Sherman Revives Line-of-Succession Campaign
Rep. Brad Sherman (D-Calif.) last week launched his latest push to clarify and modernize the lines of presidential succession in the wake of a major terrorist attack or other catastrophic event.
Sherman introduced a similar measure in the 109th Congress, but now that he is in the majority, he hopes to pick up important allies in his campaign to overhaul what he sees as a dangerously outdated law.
The bill would require presidential and vice presidential nominees to name “successors” to take over should the original nominees die or be permanently incapacitated between the end of the presidential convention and the casting of electoral votes.
The bill also would place the U.S. ambassadors to the United Nations, Great Britain, Russia, China and France after the secretary of Homeland Security in the line of presidential succession.
Cabinet members are routinely in Washington, D.C., and, should a catastrophic event occur here, it is possible all would be killed at once, Sherman said, adding that ambassadors, on the other hand, typically are out of the country.
Sherman compared the provisions in the bill to the concrete barriers put up around the Capitol, White House and other important government buildings.
“The fact is, you want to have as much protection for our democratic institutions from terrorists that you can possibly get,” Sherman said. “We make [workers] truck around these heavy barriers and scrape their hands and wrench their backs.
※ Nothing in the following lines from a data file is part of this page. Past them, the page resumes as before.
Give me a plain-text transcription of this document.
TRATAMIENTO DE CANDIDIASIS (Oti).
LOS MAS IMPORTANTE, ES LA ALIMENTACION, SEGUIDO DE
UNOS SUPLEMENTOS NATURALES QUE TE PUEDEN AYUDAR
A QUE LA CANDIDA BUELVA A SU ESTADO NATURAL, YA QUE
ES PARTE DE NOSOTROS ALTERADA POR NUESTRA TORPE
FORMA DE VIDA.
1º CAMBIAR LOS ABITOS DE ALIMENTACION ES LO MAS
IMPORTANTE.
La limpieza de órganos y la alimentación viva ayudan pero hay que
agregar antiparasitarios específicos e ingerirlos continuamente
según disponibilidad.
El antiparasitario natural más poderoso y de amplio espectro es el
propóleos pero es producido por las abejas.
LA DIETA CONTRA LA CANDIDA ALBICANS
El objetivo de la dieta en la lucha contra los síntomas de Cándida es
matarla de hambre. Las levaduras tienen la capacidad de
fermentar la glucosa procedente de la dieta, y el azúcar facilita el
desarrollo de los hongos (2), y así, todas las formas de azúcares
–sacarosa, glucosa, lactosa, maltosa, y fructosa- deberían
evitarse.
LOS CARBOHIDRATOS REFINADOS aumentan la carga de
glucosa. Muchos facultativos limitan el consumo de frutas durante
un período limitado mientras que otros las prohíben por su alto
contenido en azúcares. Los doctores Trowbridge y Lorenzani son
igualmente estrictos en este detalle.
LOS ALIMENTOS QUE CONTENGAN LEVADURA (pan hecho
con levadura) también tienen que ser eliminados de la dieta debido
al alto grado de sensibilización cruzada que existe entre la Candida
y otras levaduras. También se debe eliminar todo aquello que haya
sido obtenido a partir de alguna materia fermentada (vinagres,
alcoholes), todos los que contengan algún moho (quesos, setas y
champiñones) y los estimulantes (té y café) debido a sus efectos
The least we can do is build a strong structure.”
Sherman officially introduced the bill, the Presidential Succession Act of 2007, in the House on Wednesday. It was referred to the Judiciary Committee.
While a similar measure floundered in the previous session, Sherman said he thinks it has a chance this time, primarily because he is in a position to move it forward.
“I’ve gotten myself on the Judiciary Committee,” Sherman said. “I expect to be on the relevant subcommittee, because I need to push this bill. … There is nothing more important, if we face a national crisis or terrorist attack, than knowing who our president is.”
The bill also would have an outgoing president nominate the incoming president’s Cabinet choices, a move that would require cooperation between administrations but would better secure the succession lines, as Cabinet secretaries are so high up on the list.
The current line of succession would remain intact. But if both the Speaker and the Senate President Pro Tem die at the same time, the highest-level surviving Cabinet member would become president.
Sherman consistently has introduced legislation designed to address continuity issues. Sherman admitted it is difficult to get attention for such measures, in part because there isn’t anyone who actively lobbies on the issue.
“Until the last couple of weeks, we had a majority that just didn’t care,” Sherman said. “There wasn’t anybody on K Street, so they didn’t focus on it, and I hope we’ll do better than that.”
Passing such legislation should be a priority, Sherman said. When John Wilkes Booth planned his assassination on then-President Abraham Lincoln, he also wanted to kill the vice president and other government leaders, Sherman said.
“We should expect that [Osama] bin Laden is just as ambitious,” he said.